Mereka membentangkan poster berisi aspirasi dan tuntutan terkait persoalan lahan yang mereka klaim.
Kedatangan warga bertujuan menyampaikan langsung pengaduan kepada Ketua Komisi A DPRD Sumatera Utara beserta jajaran yang saat itu tengah berada di kantor BPN Sergai dalam agenda mediasi sengketa tanah di Kecamatan Sipispis antara masyarakat Nagur Bolag dengan PT Bridgestone.
Aksi tersebut dipimpin Bantu Saragih yang disebut sebagai keturunan Raja Naik Silangit, didampingi penasihat hukum Maspriadi Girsang, SH, Rustam Efendi, SH, dan Yudi, SH, MH.
Dalam keterangannya, Bantu Saragih menyebutkan pihaknya menemukan kejanggalan terkait status Hak Guna Usaha (HGU) atas lahan seluas 184 hektare yang dipermasalahkan.
“Awalnya kami menduga lahan tersebut tidak memiliki HGU. Namun setelah kami mengajukan permohonan ke Jakarta, kami diarahkan ke BPN Serdang Bedagai karena objek berada di wilayah ini,” ujarnya.
Menurutnya, berdasarkan surat dari BPN Sergai, lahan tersebut tercatat sebagai HGU Nomor 3 atas nama PT Cinta Raja dengan ejaan lama.
Namun di lapangan, pihaknya juga menemukan adanya HGU Nomor 5 atas nama PT Cinta Raja dengan ejaan baru.
“Yang menjadi pertanyaan kami, HGU mana yang sebenarnya berlaku atas lahan tersebut. Mengapa ada perbedaan antara HGU Nomor 3 dan Nomor 5,” katanya.
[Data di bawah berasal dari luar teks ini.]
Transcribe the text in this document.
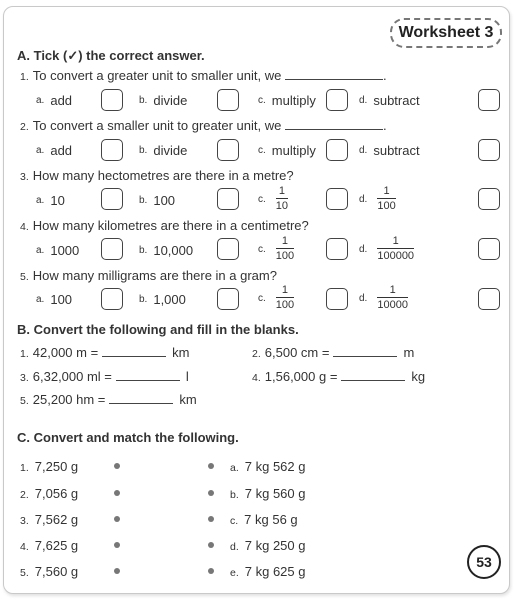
Worksheet 3
A. Tick (✓) the correct answer.
1. To convert a greater unit to smaller unit, we	.
a. add	b. divide	c. multiply	d. subtract
2. To convert a smaller unit to greater unit, we	.
a. add	b. divide	c. multiply	d. subtract
3. How many hectometres are there in a metre?
a. 10	b. 100	c. $\frac{1}{10}$	d. $\frac{1}{100}$
4. How many kilometres are there in a centimetre?
a. 1000	b. 10,000	c. $\frac{1}{100}$	d. $\frac{1}{100000}$
5. How many milligrams are there in a gram?
a. 100	b. 1,000	c. $\frac{1}{100}$	d. $\frac{1}{10000}$
B. Convert the following and fill in the blanks.
1. 42,000 m =	km	2. 6,500 cm =	m
3. 6,32,000 ml =	l	4. 1,56,000 g =	kg
5. 25,200 hm =	km
C. Convert and match the following.
1. 7,250 g	a. 7 kg 562 g
2. 7,056 g	b. 7 kg 560 g
3. 7,562 g	c. 7 kg 56 g
4. 7,625 g	d. 7 kg 250 g
5. 7,560 g	e. 7 kg 625 g
53
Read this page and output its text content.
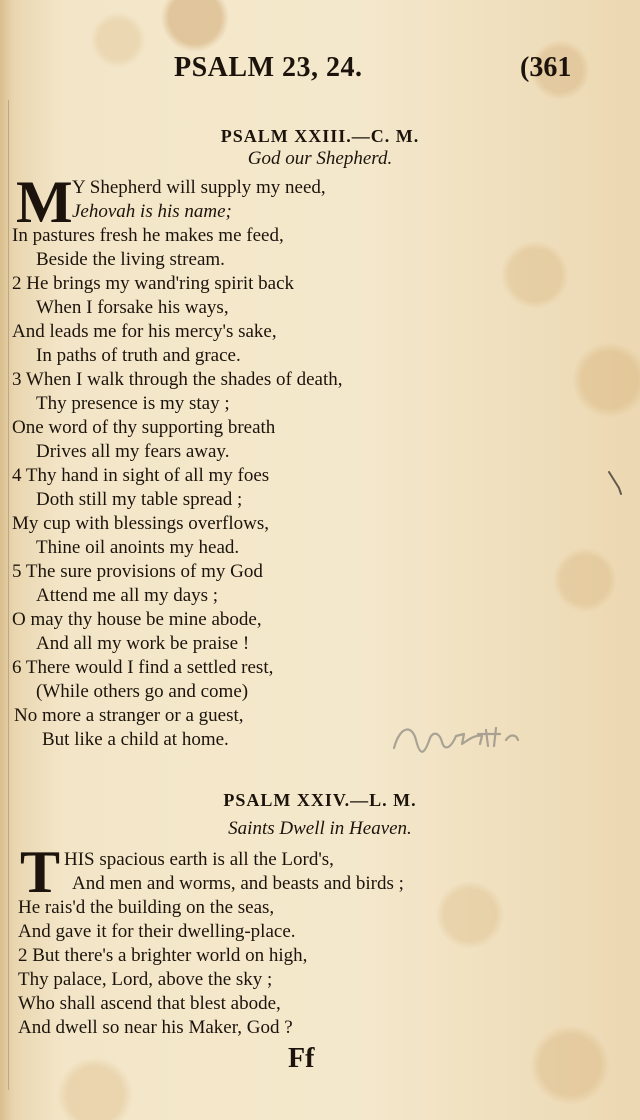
PSALM 23, 24.	(361
PSALM XXIII.—C. M.
God our Shepherd.
M Y Shepherd will supply my need,
Jehovah is his name;
In pastures fresh he makes me feed,
Beside the living stream.
2 He brings my wand'ring spirit back
When I forsake his ways,
And leads me for his mercy's sake,
In paths of truth and grace.
3 When I walk through the shades of death,
Thy presence is my stay ;
One word of thy supporting breath
Drives all my fears away.
4 Thy hand in sight of all my foes
Doth still my table spread ;
My cup with blessings overflows,
Thine oil anoints my head.
5 The sure provisions of my God
Attend me all my days ;
O may thy house be mine abode,
And all my work be praise !
6 There would I find a settled rest,
(While others go and come)
No more a stranger or a guest,
But like a child at home.
PSALM XXIV.—L. M.
Saints Dwell in Heaven.
T HIS spacious earth is all the Lord's,
And men and worms, and beasts and birds ;
He rais'd the building on the seas,
And gave it for their dwelling-place.
2 But there's a brighter world on high,
Thy palace, Lord, above the sky ;
Who shall ascend that blest abode,
And dwell so near his Maker, God ?
Ff
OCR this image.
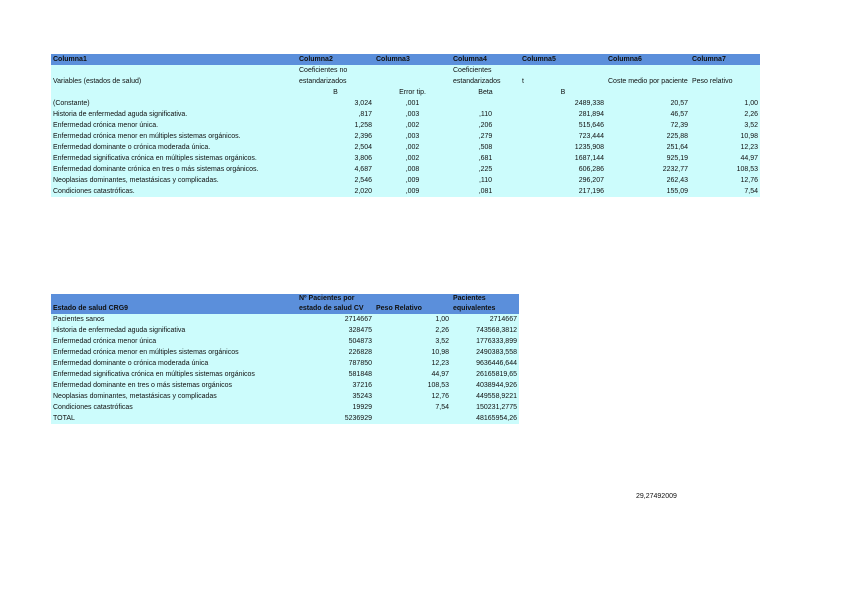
Columna1	Columna2	Columna3	Columna4	Columna5	Columna6	Columna7
Variables (estados de salud)	Coeficientes no estandarizados		Coeficientes estandarizados	t	Coste medio por paciente	Peso relativo
	B	Error tip.	Beta	B		
(Constante)	3,024	,001		2489,338	20,57	1,00
Historia de enfermedad aguda significativa.	,817	,003	,110	281,894	46,57	2,26
Enfermedad crónica menor única.	1,258	,002	,206	515,646	72,39	3,52
Enfermedad crónica menor en múltiples sistemas orgánicos.	2,396	,003	,279	723,444	225,88	10,98
Enfermedad dominante o crónica moderada única.	2,504	,002	,508	1235,908	251,64	12,23
Enfermedad significativa crónica en múltiples sistemas orgánicos.	3,806	,002	,681	1687,144	925,19	44,97
Enfermedad dominante crónica en tres o más sistemas orgánicos.	4,687	,008	,225	606,286	2232,77	108,53
Neoplasias dominantes, metastásicas y complicadas.	2,546	,009	,110	296,207	262,43	12,76
Condiciones catastróficas.	2,020	,009	,081	217,196	155,09	7,54
Estado de salud CRG9	Nº Pacientes por estado de salud CV	Peso Relativo	Pacientes equivalentes
Pacientes sanos	2714667	1,00	2714667
Historia de enfermedad aguda significativa	328475	2,26	743568,3812
Enfermedad crónica menor única	504873	3,52	1776333,899
Enfermedad crónica menor en múltiples sistemas orgánicos	226828	10,98	2490383,558
Enfermedad dominante o crónica moderada única	787850	12,23	9636446,644
Enfermedad significativa crónica en múltiples sistemas orgánicos	581848	44,97	26165819,65
Enfermedad dominante en tres o más sistemas orgánicos	37216	108,53	4038944,926
Neoplasias dominantes, metastásicas y complicadas	35243	12,76	449558,9221
Condiciones catastróficas	19929	7,54	150231,2775
TOTAL	5236929		48165954,26
29,27492009
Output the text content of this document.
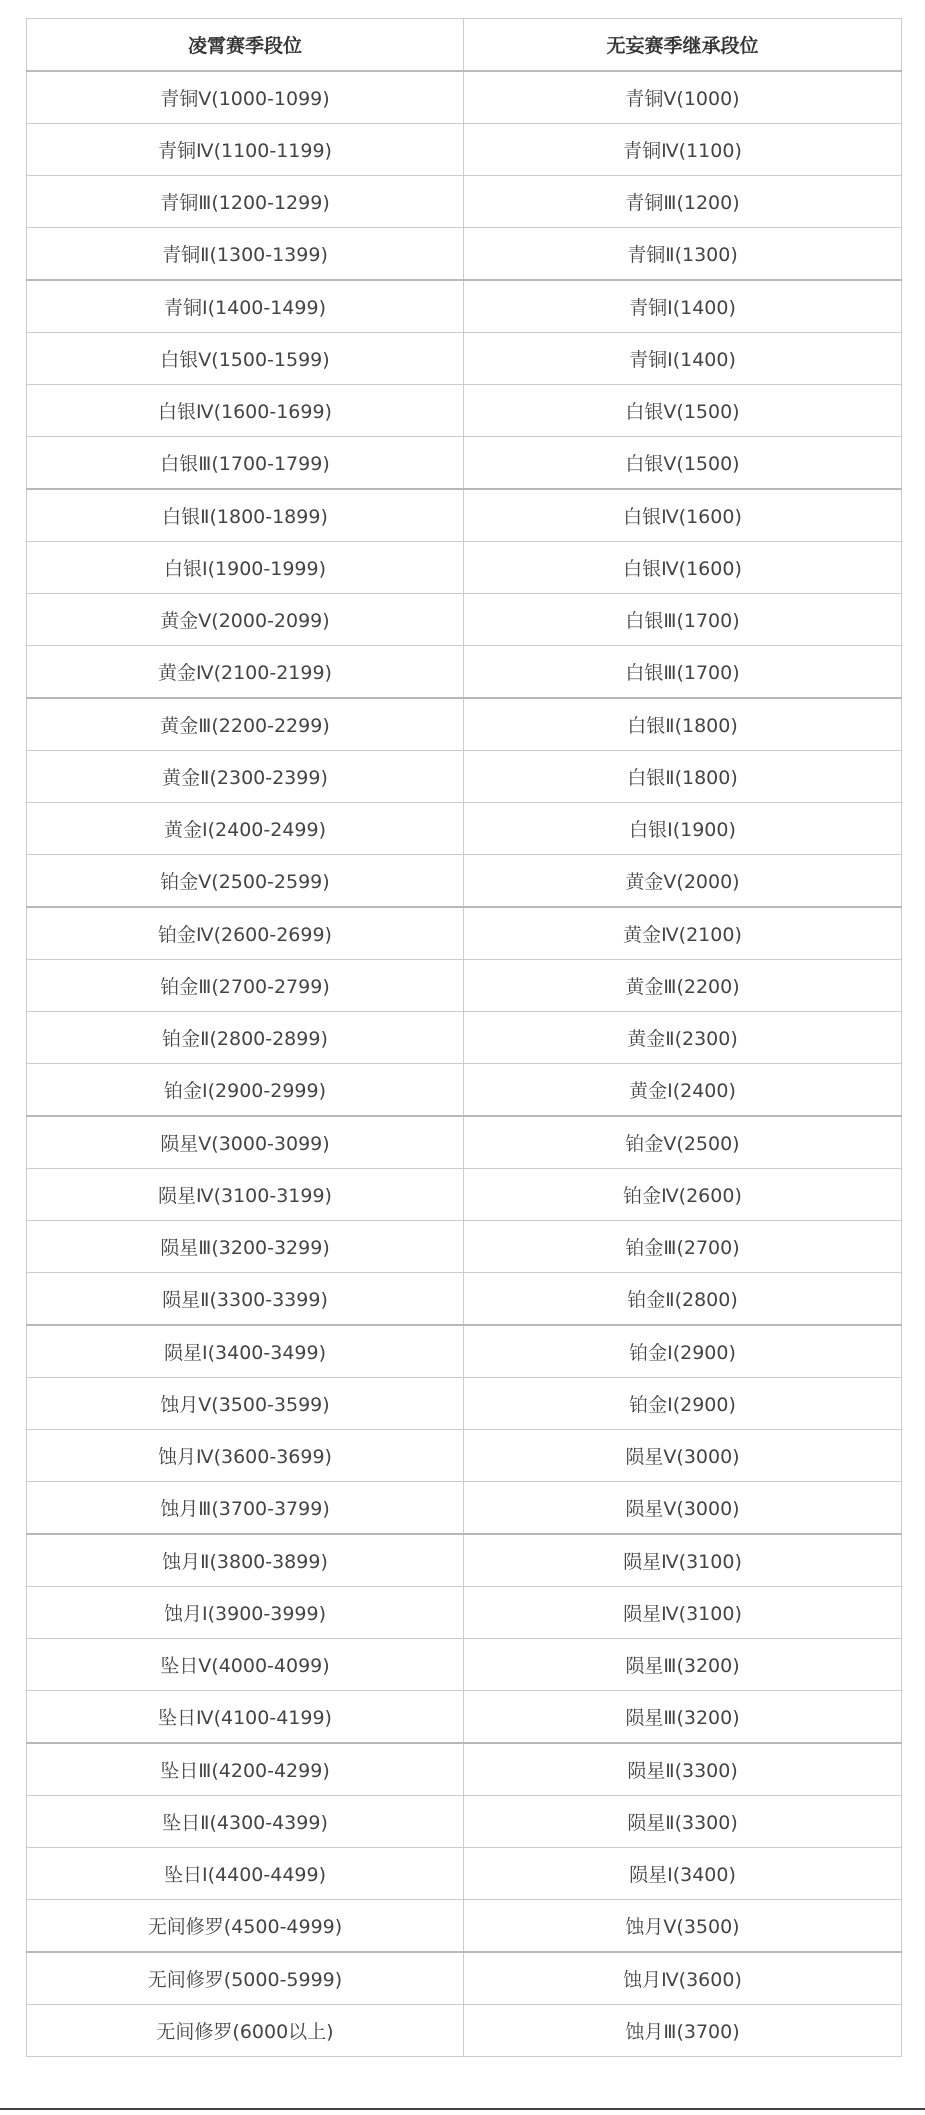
凌霄赛季段位	无妄赛季继承段位
青铜Ⅴ(1000-1099)	青铜Ⅴ(1000)
青铜Ⅳ(1100-1199)	青铜Ⅳ(1100)
青铜Ⅲ(1200-1299)	青铜Ⅲ(1200)
青铜Ⅱ(1300-1399)	青铜Ⅱ(1300)
青铜Ⅰ(1400-1499)	青铜Ⅰ(1400)
白银Ⅴ(1500-1599)	青铜Ⅰ(1400)
白银Ⅳ(1600-1699)	白银Ⅴ(1500)
白银Ⅲ(1700-1799)	白银Ⅴ(1500)
白银Ⅱ(1800-1899)	白银Ⅳ(1600)
白银Ⅰ(1900-1999)	白银Ⅳ(1600)
黄金Ⅴ(2000-2099)	白银Ⅲ(1700)
黄金Ⅳ(2100-2199)	白银Ⅲ(1700)
黄金Ⅲ(2200-2299)	白银Ⅱ(1800)
黄金Ⅱ(2300-2399)	白银Ⅱ(1800)
黄金Ⅰ(2400-2499)	白银Ⅰ(1900)
铂金Ⅴ(2500-2599)	黄金Ⅴ(2000)
铂金Ⅳ(2600-2699)	黄金Ⅳ(2100)
铂金Ⅲ(2700-2799)	黄金Ⅲ(2200)
铂金Ⅱ(2800-2899)	黄金Ⅱ(2300)
铂金Ⅰ(2900-2999)	黄金Ⅰ(2400)
陨星Ⅴ(3000-3099)	铂金Ⅴ(2500)
陨星Ⅳ(3100-3199)	铂金Ⅳ(2600)
陨星Ⅲ(3200-3299)	铂金Ⅲ(2700)
陨星Ⅱ(3300-3399)	铂金Ⅱ(2800)
陨星Ⅰ(3400-3499)	铂金Ⅰ(2900)
蚀月Ⅴ(3500-3599)	铂金Ⅰ(2900)
蚀月Ⅳ(3600-3699)	陨星Ⅴ(3000)
蚀月Ⅲ(3700-3799)	陨星Ⅴ(3000)
蚀月Ⅱ(3800-3899)	陨星Ⅳ(3100)
蚀月Ⅰ(3900-3999)	陨星Ⅳ(3100)
坠日Ⅴ(4000-4099)	陨星Ⅲ(3200)
坠日Ⅳ(4100-4199)	陨星Ⅲ(3200)
坠日Ⅲ(4200-4299)	陨星Ⅱ(3300)
坠日Ⅱ(4300-4399)	陨星Ⅱ(3300)
坠日Ⅰ(4400-4499)	陨星Ⅰ(3400)
无间修罗(4500-4999)	蚀月Ⅴ(3500)
无间修罗(5000-5999)	蚀月Ⅳ(3600)
无间修罗(6000以上)	蚀月Ⅲ(3700)
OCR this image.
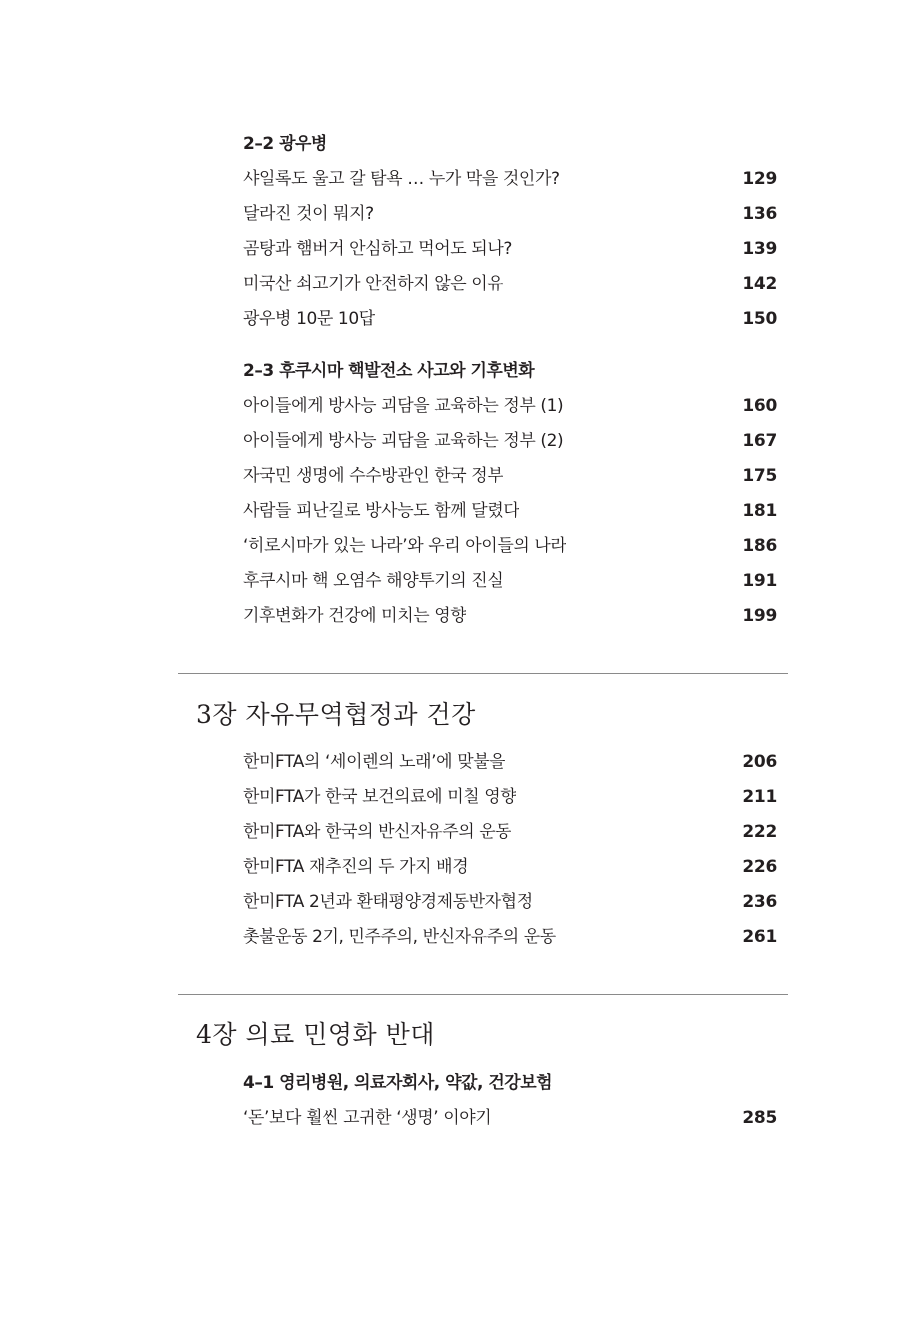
2–2 광우병
샤일록도 울고 갈 탐욕 … 누가 막을 것인가?	129
달라진 것이 뭐지?	136
곰탕과 햄버거 안심하고 먹어도 되나?	139
미국산 쇠고기가 안전하지 않은 이유	142
광우병 10문 10답	150
2–3 후쿠시마 핵발전소 사고와 기후변화
아이들에게 방사능 괴담을 교육하는 정부 (1)	160
아이들에게 방사능 괴담을 교육하는 정부 (2)	167
자국민 생명에 수수방관인 한국 정부	175
사람들 피난길로 방사능도 함께 달렸다	181
‘히로시마가 있는 나라’와 우리 아이들의 나라	186
후쿠시마 핵 오염수 해양투기의 진실	191
기후변화가 건강에 미치는 영향	199
3장 자유무역협정과 건강
한미FTA의 ‘세이렌의 노래’에 맞불을	206
한미FTA가 한국 보건의료에 미칠 영향	211
한미FTA와 한국의 반신자유주의 운동	222
한미FTA 재추진의 두 가지 배경	226
한미FTA 2년과 환태평양경제동반자협정	236
촛불운동 2기, 민주주의, 반신자유주의 운동	261
4장 의료 민영화 반대
4–1 영리병원, 의료자회사, 약값, 건강보험
‘돈’보다 훨씬 고귀한 ‘생명’ 이야기	285
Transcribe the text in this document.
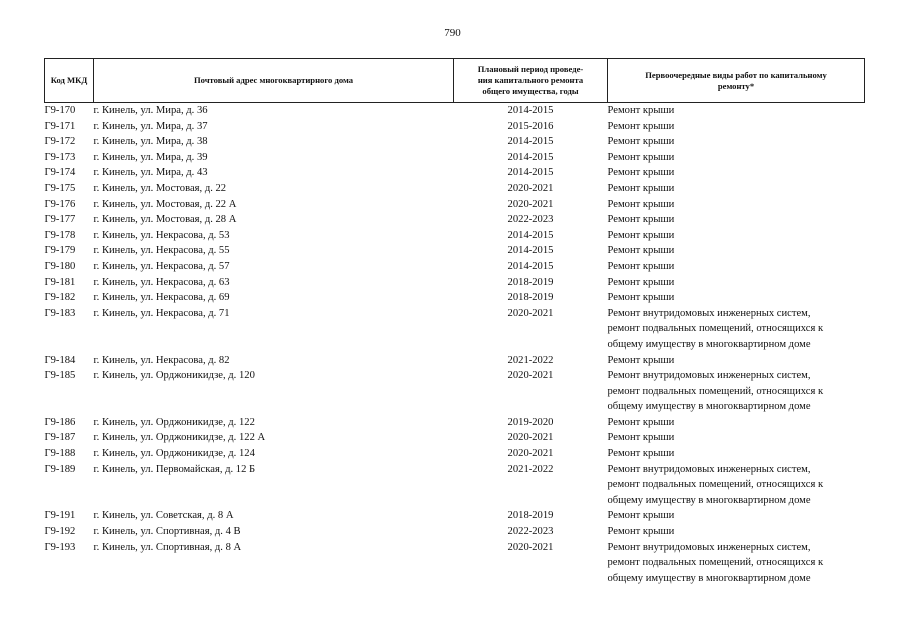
790
Код МКД	Почтовый адрес многоквартирного дома	Плановый период проведе-
ния капитального ремонта
общего имущества, годы	Первоочередные виды работ по капитальному
ремонту*

Г9-170	г. Кинель, ул. Мира, д. 36	2014-2015	Ремонт крыши

Г9-171	г. Кинель, ул. Мира, д. 37	2015-2016	Ремонт крыши

Г9-172	г. Кинель, ул. Мира, д. 38	2014-2015	Ремонт крыши

Г9-173	г. Кинель, ул. Мира, д. 39	2014-2015	Ремонт крыши

Г9-174	г. Кинель, ул. Мира, д. 43	2014-2015	Ремонт крыши

Г9-175	г. Кинель, ул. Мостовая, д. 22	2020-2021	Ремонт крыши

Г9-176	г. Кинель, ул. Мостовая, д. 22 А	2020-2021	Ремонт крыши

Г9-177	г. Кинель, ул. Мостовая, д. 28 А	2022-2023	Ремонт крыши

Г9-178	г. Кинель, ул. Некрасова, д. 53	2014-2015	Ремонт крыши

Г9-179	г. Кинель, ул. Некрасова, д. 55	2014-2015	Ремонт крыши

Г9-180	г. Кинель, ул. Некрасова, д. 57	2014-2015	Ремонт крыши

Г9-181	г. Кинель, ул. Некрасова, д. 63	2018-2019	Ремонт крыши

Г9-182	г. Кинель, ул. Некрасова, д. 69	2018-2019	Ремонт крыши

Г9-183	г. Кинель, ул. Некрасова, д. 71	2020-2021	Ремонт внутридомовых инженерных систем,
ремонт подвальных помещений, относящихся к
общему имуществу в многоквартирном доме

Г9-184	г. Кинель, ул. Некрасова, д. 82	2021-2022	Ремонт крыши

Г9-185	г. Кинель, ул. Орджоникидзе, д. 120	2020-2021	Ремонт внутридомовых инженерных систем,
ремонт подвальных помещений, относящихся к
общему имуществу в многоквартирном доме

Г9-186	г. Кинель, ул. Орджоникидзе, д. 122	2019-2020	Ремонт крыши

Г9-187	г. Кинель, ул. Орджоникидзе, д. 122 А	2020-2021	Ремонт крыши

Г9-188	г. Кинель, ул. Орджоникидзе, д. 124	2020-2021	Ремонт крыши

Г9-189	г. Кинель, ул. Первомайская, д. 12 Б	2021-2022	Ремонт внутридомовых инженерных систем,
ремонт подвальных помещений, относящихся к
общему имуществу в многоквартирном доме

Г9-191	г. Кинель, ул. Советская, д. 8 А	2018-2019	Ремонт крыши

Г9-192	г. Кинель, ул. Спортивная, д. 4 В	2022-2023	Ремонт крыши

Г9-193	г. Кинель, ул. Спортивная, д. 8 А	2020-2021	Ремонт внутридомовых инженерных систем,
ремонт подвальных помещений, относящихся к
общему имуществу в многоквартирном доме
Menanggapi hal itu, Ketua Komisi A DPRD Sumatera Utara, Prof. Dr. H. Usman Jakfar, menyarankan masyarakat untuk menyampaikan laporan resmi ke DPRD Sumut.
“Kami minta masyarakat melayangkan surat secara resmi. Nantinya akan kami tindak lanjuti dengan menggelar rapat dengar pendapat (RDP) dan memanggil pihak-pihak terkait agar diperoleh informasi yang lengkap,” ujarnya.
Sementara itu, Kepala BPN Sergai, Roni L. Parningotan Sitanggang, menjelaskan bahwa kedatangan masyarakat berkaitan dengan konflik HGU antara warga dengan PT Cinta Raja.
“Permasalahan ini terkait HGU yang saat ini dikelola oleh PT Cinta Raja. Masyarakat mengklaim sebagian lahan tersebut adalah milik mereka dan meminta agar dikeluarkan dari wilayah HGU,” jelasnya.
Ia menambahkan, DPRD Sumut juga telah menyarankan agar masyarakat mengajukan permohonan resmi guna memfasilitasi pelaksanaan RDP sebagai tindak lanjut penyelesaian persoalan tersebut.(Syf).